COMPLICATIONS AND SALVAGE PROCEDURES
Despite meticulous technique, the correction of forearm malunions carries inherent risks. Surgeons must be prepared to manage the following complications:
- Nonunion or Delayed Union: More common in adult diaphyseal osteotomies, particularly if thermal necrosis occurs during bone cutting or if fixation is not absolutely rigid. Management requires revision internal fixation and autologous bone grafting.
- Recurrent DRUJ Instability: If capsular imbrication and K-wire fixation fail to restore DRUJ stability, patients may require advanced soft-tissue reconstructions (e.g., Adams-Berger anatomic TFCC reconstruction using a tendon autograft) or salvage procedures.
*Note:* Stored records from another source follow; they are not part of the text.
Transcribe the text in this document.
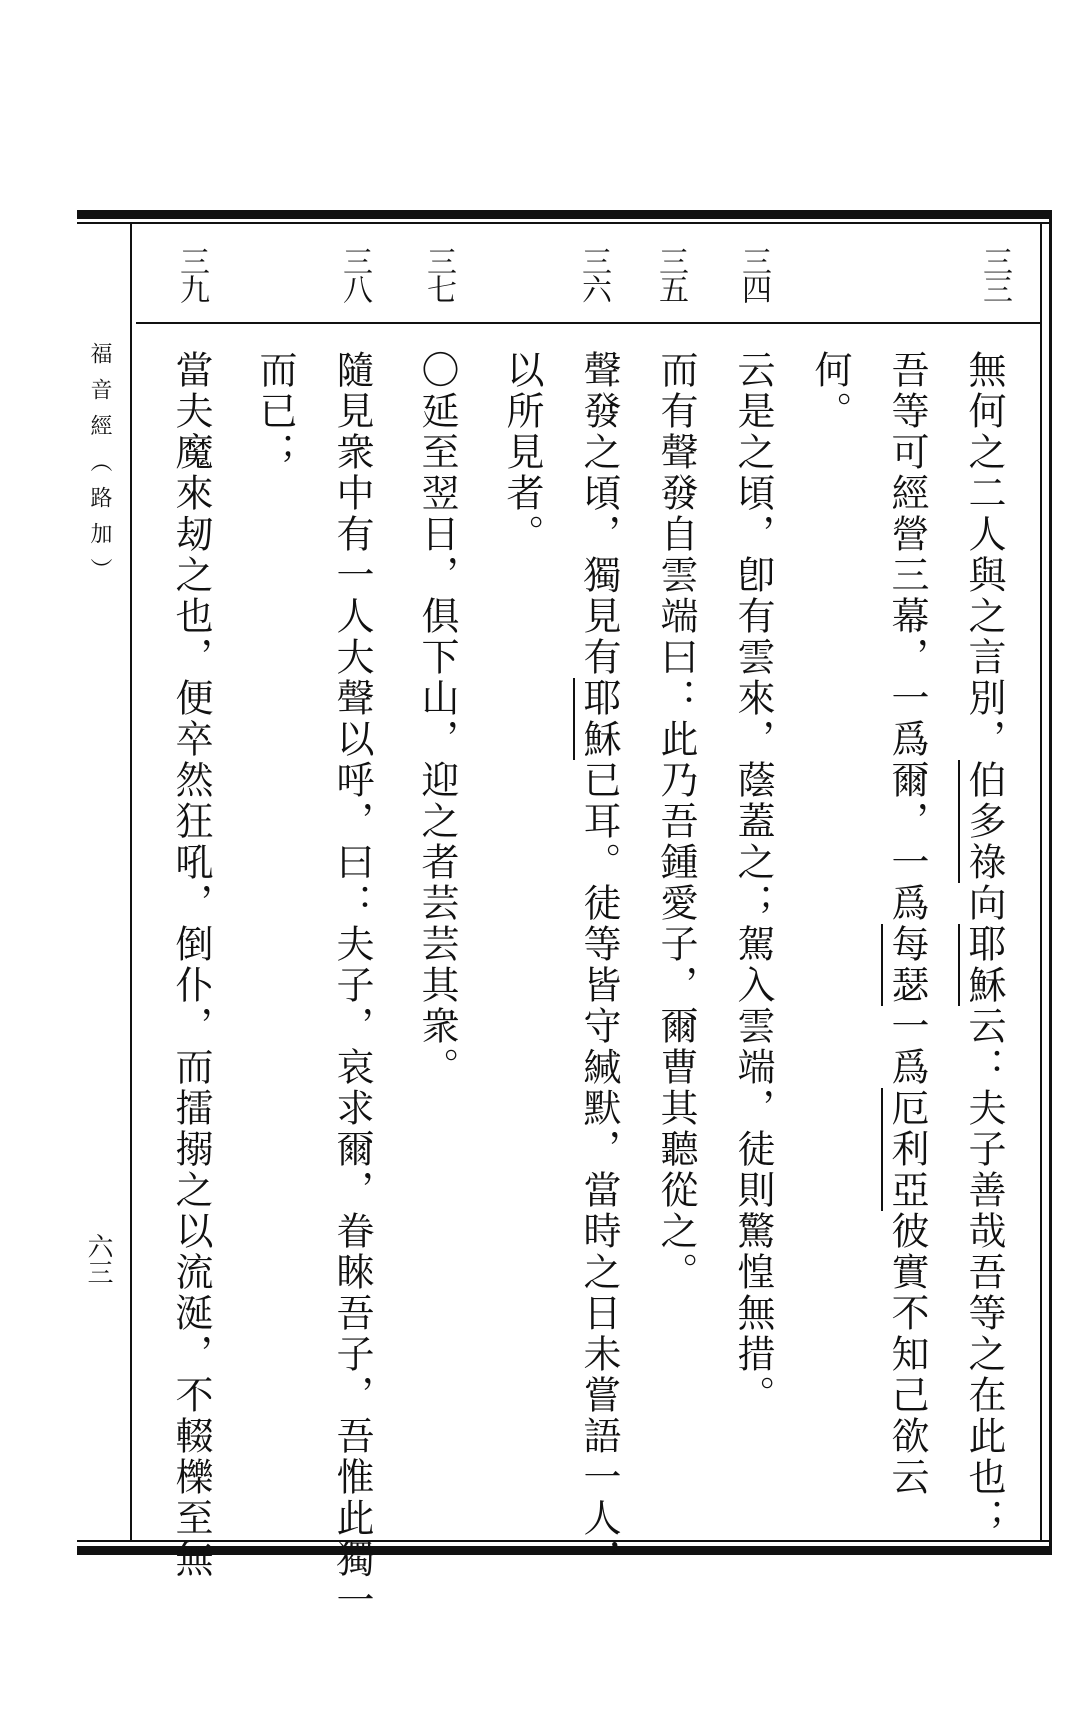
福音經（路加）
六三
三三
三四
三五
三六
三七
三八
三九
無何之二人與之言別，伯多祿向耶穌云：夫子善哉吾等之在此也；
吾等可經營三幕，一爲爾，一爲每瑟一爲厄利亞彼實不知己欲云
何。
云是之頃，卽有雲來，蔭蓋之；駕入雲端，徒則驚惶無措。
而有聲發自雲端曰：此乃吾鍾愛子，爾曹其聽從之。
聲發之頃，獨見有耶穌已耳。徒等皆守緘默，當時之日未嘗語一人，
以所見者。
〇延至翌日，俱下山，迎之者芸芸其衆。
隨見衆中有一人大聲以呼，曰：夫子，哀求爾，眷睞吾子，吾惟此獨一
而已；
當夫魔來刼之也，便卒然狂吼，倒仆，而擂搦之以流涎，不輟櫟至無
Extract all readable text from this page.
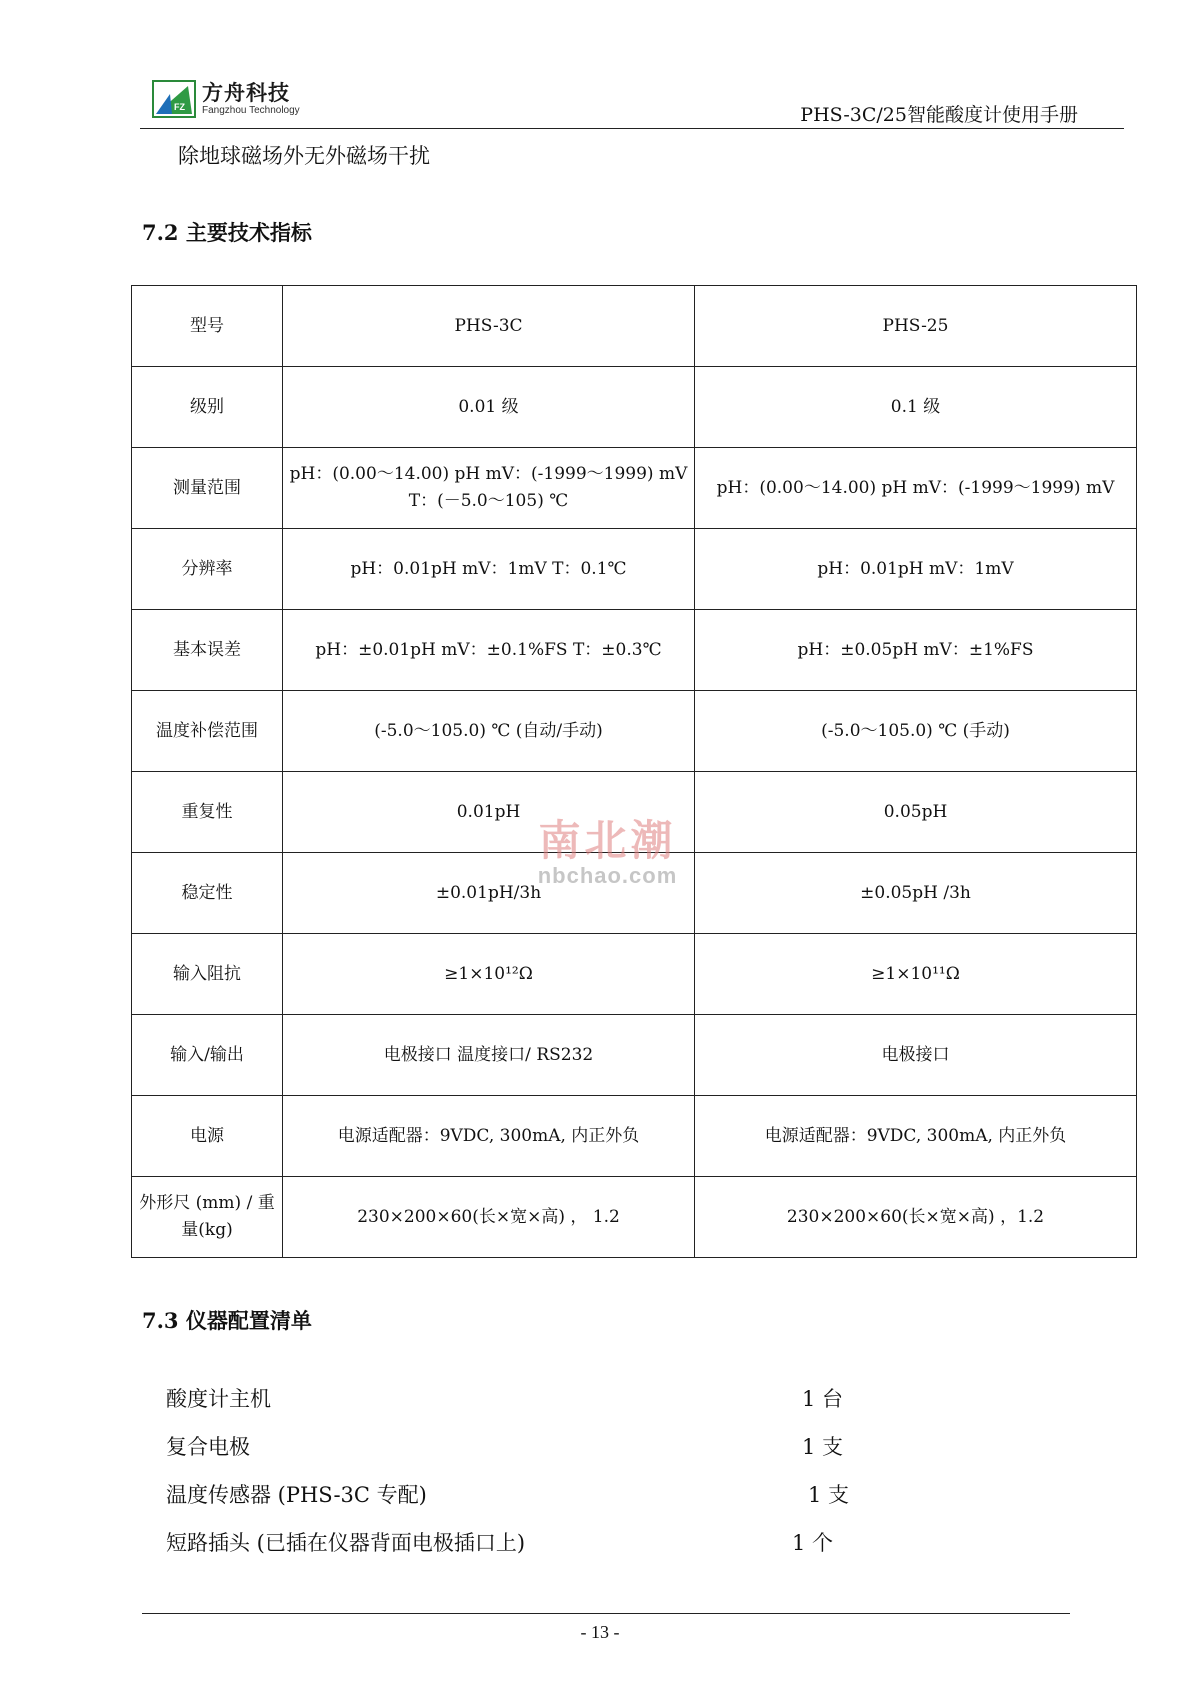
FZ
方舟科技
Fangzhou Technology	PHS-3C/25智能酸度计使用手册
除地球磁场外无外磁场干扰
7.2 主要技术指标
型号	PHS-3C	PHS-25
级别	0.01 级	0.1 级
测量范围	pH：(0.00～14.00) pH mV：(-1999～1999) mV T：(－5.0～105) ℃	pH：(0.00～14.00) pH mV：(-1999～1999) mV
分辨率	pH：0.01pH mV：1mV T：0.1℃	pH：0.01pH mV：1mV
基本误差	pH：±0.01pH mV：±0.1%FS T：±0.3℃	pH：±0.05pH mV：±1%FS
温度补偿范围	(-5.0～105.0) ℃ (自动/手动)	(-5.0～105.0) ℃ (手动)
重复性	0.01pH	0.05pH
稳定性	±0.01pH/3h	±0.05pH /3h
输入阻抗	≥1×10¹²Ω	≥1×10¹¹Ω
输入/输出	电极接口 温度接口/ RS232	电极接口
电源	电源适配器：9VDC, 300mA, 内正外负	电源适配器：9VDC, 300mA, 内正外负
外形尺 (mm) / 重量(kg)	230×200×60(长×宽×高) ， 1.2	230×200×60(长×宽×高) ，1.2
7.3 仪器配置清单
酸度计主机	1 台
复合电极	1 支
温度传感器 (PHS-3C 专配)	1 支
短路插头 (已插在仪器背面电极插口上)	1 个
- 13 -
南北潮
nbchao.com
- Post-Traumatic Arthrosis: Chronic malunions with long-standing articular step-offs (>2 mm) may have irreversible cartilage damage at the time of osteotomy. If radiocarpal or DRUJ arthrosis becomes symptomatic postoperatively, salvage procedures such as the Darrach procedure, Sauvé-Kapandji procedure, or total wrist arthrodesis may be indicated.
CONCLUSION
The management of forearm malunions, particularly those complicated by distal radioulnar joint instability, demands a profound understanding of upper extremity biomechanics and rigorous surgical execution. By adhering to established radiographic parameters—such as maintaining radial inclination above 10 degrees and preventing radial shortening beyond 6 mm—surgeons can accurately identify patients who will benefit from intervention.
Techniques such as the modified Trousdale and Linscheid procedure provide a reliable method for restoring diaphyseal alignment while simultaneously addressing the critical soft-tissue restraints of the DRUJ. Conversely, in the pediatric population, the Blackburn drill osteoclasis offers an elegant, biologically friendly solution that leverages the child's innate remodeling capacity while avoiding the morbidities associated with retained hardware. Through careful patient selection, precise preoperative templating, and flawless intraoperative technique, orthopedic surgeons can reliably restore function, alleviate pain, and prevent the long-term sequelae of forearm malunions.